Airline, casino and energy stocks led the gainers on Thursday, rebounding from Wednesday’s selloff. Delta Air Lines rose 4%, MGM Resorts added 4.5% and Hilton Worldwide gained 3.9%. Norwegian Cruise Line added 5%.

Dow component Boeing’s shares jumped 3.6% after China cleared the 737 Max to return to fly.

On the negative side, Apple’s stock dropped 2% after Bloomberg News reported the tech giant is experiencing slowing iPhone demand ahead of the all-important holiday season.

Investors continue to watch for developments on the new omicron Covid-19 variant, with uncertainty around its rate of transmissibility and fears that it could evade vaccines.

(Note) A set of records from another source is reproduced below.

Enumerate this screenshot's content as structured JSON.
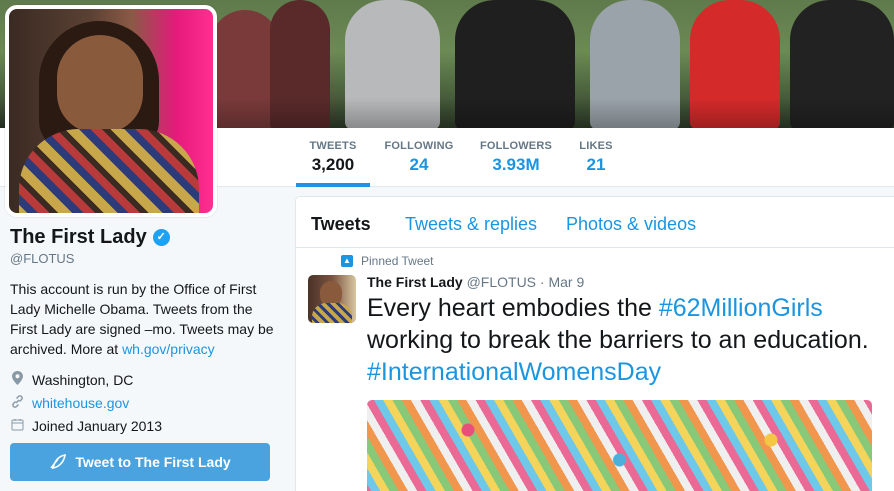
{
  "banner": {
    "description_colors": [
      "#5f7a4c",
      "#2f3e2a"
    ]
  },
  "nav": {
    "stats": [
      {
        "label": "TWEETS",
        "value": "3,200",
        "active": true
      },
      {
        "label": "FOLLOWING",
        "value": "24"
      },
      {
        "label": "FOLLOWERS",
        "value": "3.93M"
      },
      {
        "label": "LIKES",
        "value": "21"
      }
    ]
  },
  "profile": {
    "name": "The First Lady",
    "verified_icon": "✓",
    "handle": "@FLOTUS",
    "bio_text": "This account is run by the Office of First Lady Michelle Obama. Tweets from the First Lady are signed –mo. Tweets may be archived. More at ",
    "bio_link": "wh.gov/privacy",
    "location": "Washington, DC",
    "website": "whitehouse.gov",
    "joined": "Joined January 2013",
    "tweet_button": "Tweet to The First Lady"
  },
  "timeline": {
    "tabs": [
      "Tweets",
      "Tweets & replies",
      "Photos & videos"
    ],
    "pinned_label": "Pinned Tweet",
    "tweet": {
      "name": "The First Lady",
      "handle": "@FLOTUS",
      "dot": "·",
      "date": "Mar 9",
      "text_1": "Every heart embodies the ",
      "hashtag_1": "#62MillionGirls",
      "text_2": " working to break the barriers to an education. ",
      "hashtag_2": "#InternationalWomensDay"
    }
  },
  "colors": {
    "accent": "#1b95e0",
    "button": "#4aa3df",
    "verified": "#1da1f2"
  }
}
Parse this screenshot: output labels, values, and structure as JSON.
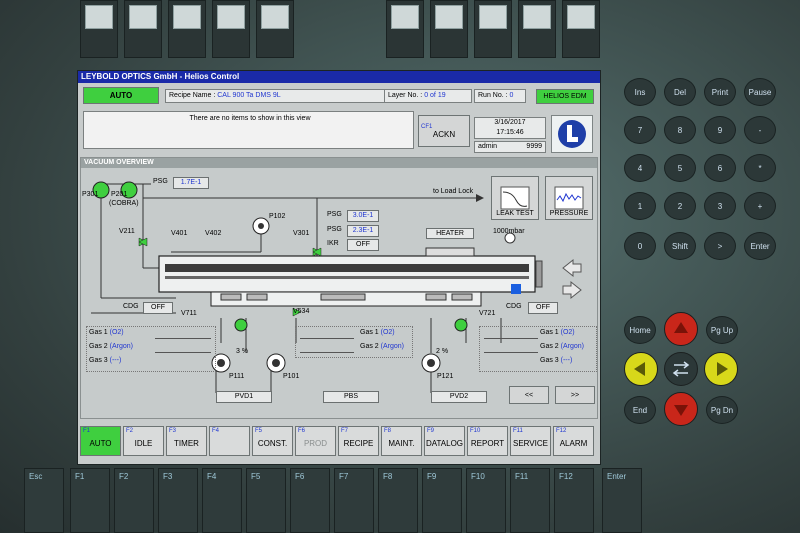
{
  "window": {
    "title": "LEYBOLD OPTICS GmbH - Helios Control"
  },
  "header": {
    "mode": "AUTO",
    "recipe_label": "Recipe Name :",
    "recipe_value": "CAL 900 Ta DMS 9L",
    "layer_label": "Layer No. :",
    "layer_value": "0  of 19",
    "run_label": "Run No. :",
    "run_value": "0",
    "system_label": "HELIOS EDM",
    "message": "There are no items to show in this view",
    "ack_key": "CF1",
    "ack_label": "ACKN",
    "date": "3/16/2017",
    "time": "17:15:46",
    "user": "admin",
    "user_level": "9999"
  },
  "vacuum": {
    "section_title": "VACUUM OVERVIEW",
    "psg_top_label": "PSG",
    "psg_top_value": "1.7E-1",
    "pumps": [
      "P301",
      "P201",
      "(COBRA)"
    ],
    "valves": {
      "v211": "V211",
      "v401": "V401",
      "v402": "V402",
      "p102": "P102",
      "v301": "V301",
      "v711": "V711",
      "v534": "V534",
      "v721": "V721"
    },
    "chamber_gauges": [
      {
        "label": "PSG",
        "value": "3.0E-1"
      },
      {
        "label": "PSG",
        "value": "2.3E-1"
      },
      {
        "label": "IKR",
        "value": "OFF"
      }
    ],
    "to_load_lock": "to Load Lock",
    "heater": "HEATER",
    "pressure_reading": "1000mbar",
    "leak_test": "LEAK TEST",
    "pressure_btn": "PRESSURE",
    "cdg_left_label": "CDG",
    "cdg_left_value": "OFF",
    "cdg_right_label": "CDG",
    "cdg_right_value": "OFF",
    "gas_left": [
      {
        "name": "Gas 1",
        "value": "(O2)"
      },
      {
        "name": "Gas 2",
        "value": "(Argon)"
      },
      {
        "name": "Gas 3",
        "value": "(---)"
      }
    ],
    "gas_mid": [
      {
        "name": "Gas 1",
        "value": "(O2)"
      },
      {
        "name": "Gas 2",
        "value": "(Argon)"
      }
    ],
    "gas_right": [
      {
        "name": "Gas 1",
        "value": "(O2)"
      },
      {
        "name": "Gas 2",
        "value": "(Argon)"
      },
      {
        "name": "Gas 3",
        "value": "(---)"
      }
    ],
    "pump_percent_left": "3 %",
    "pump_percent_right": "2 %",
    "lower_pumps": [
      "P111",
      "P101",
      "P121"
    ],
    "sources": [
      "PVD1",
      "PBS",
      "PVD2"
    ],
    "prev": "<<",
    "next": ">>"
  },
  "fkeys": [
    {
      "n": "F1",
      "t": "AUTO"
    },
    {
      "n": "F2",
      "t": "IDLE"
    },
    {
      "n": "F3",
      "t": "TIMER"
    },
    {
      "n": "F4",
      "t": ""
    },
    {
      "n": "F5",
      "t": "CONST."
    },
    {
      "n": "F6",
      "t": "PROD"
    },
    {
      "n": "F7",
      "t": "RECIPE"
    },
    {
      "n": "F8",
      "t": "MAINT."
    },
    {
      "n": "F9",
      "t": "DATALOG"
    },
    {
      "n": "F10",
      "t": "REPORT"
    },
    {
      "n": "F11",
      "t": "SERVICE"
    },
    {
      "n": "F12",
      "t": "ALARM"
    }
  ],
  "keypad": {
    "row1": [
      "Ins",
      "Del",
      "Print",
      "Pause"
    ],
    "row2": [
      "7",
      "8",
      "9",
      "-"
    ],
    "row3": [
      "4",
      "5",
      "6",
      "*"
    ],
    "row4": [
      "1",
      "2",
      "3",
      "+"
    ],
    "row5": [
      "0",
      "Shift",
      ">",
      "Enter"
    ],
    "nav": [
      "Home",
      "Pg Up",
      "End",
      "Pg Dn"
    ]
  },
  "bottom_keys": [
    "Esc",
    "F1",
    "F2",
    "F3",
    "F4",
    "F5",
    "F6",
    "F7",
    "F8",
    "F9",
    "F10",
    "F11",
    "F12",
    "Enter"
  ],
  "colors": {
    "accent_green": "#3fcf3f",
    "value_blue": "#2036d0",
    "title_blue": "#1a2aa8",
    "arrow_red": "#cc2a1a",
    "arrow_yellow": "#d8d81a"
  }
}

Still, Bank of America noted that December has historically been the strongest month for the S&P 500, with the index gaining 2.3% on average since 1936 and positive 79% of the time. However, December has not always been immune to selloffs, according to some experts.

On the data front, initial jobless claims totaled 222,000 for the week ended Nov. 27. Economists were expecting a print of 240,000, according to estimates from Dow Jones. The prior reading showed 199,000 first-time filers, which was the lowest since November 1969.

The November jobs report will be released on Friday.

Prices for 10-year Treasurys lost a bit of ground, moving up yields to 1.43% from Wednesday’s 1.42%. Treasury prices and yields move in opposite directions.

Oil prices fell 21 cents to $65.36 U.S. a barrel.

Gold prices were off $14.10 to $1,770.20 U.S. an ounce.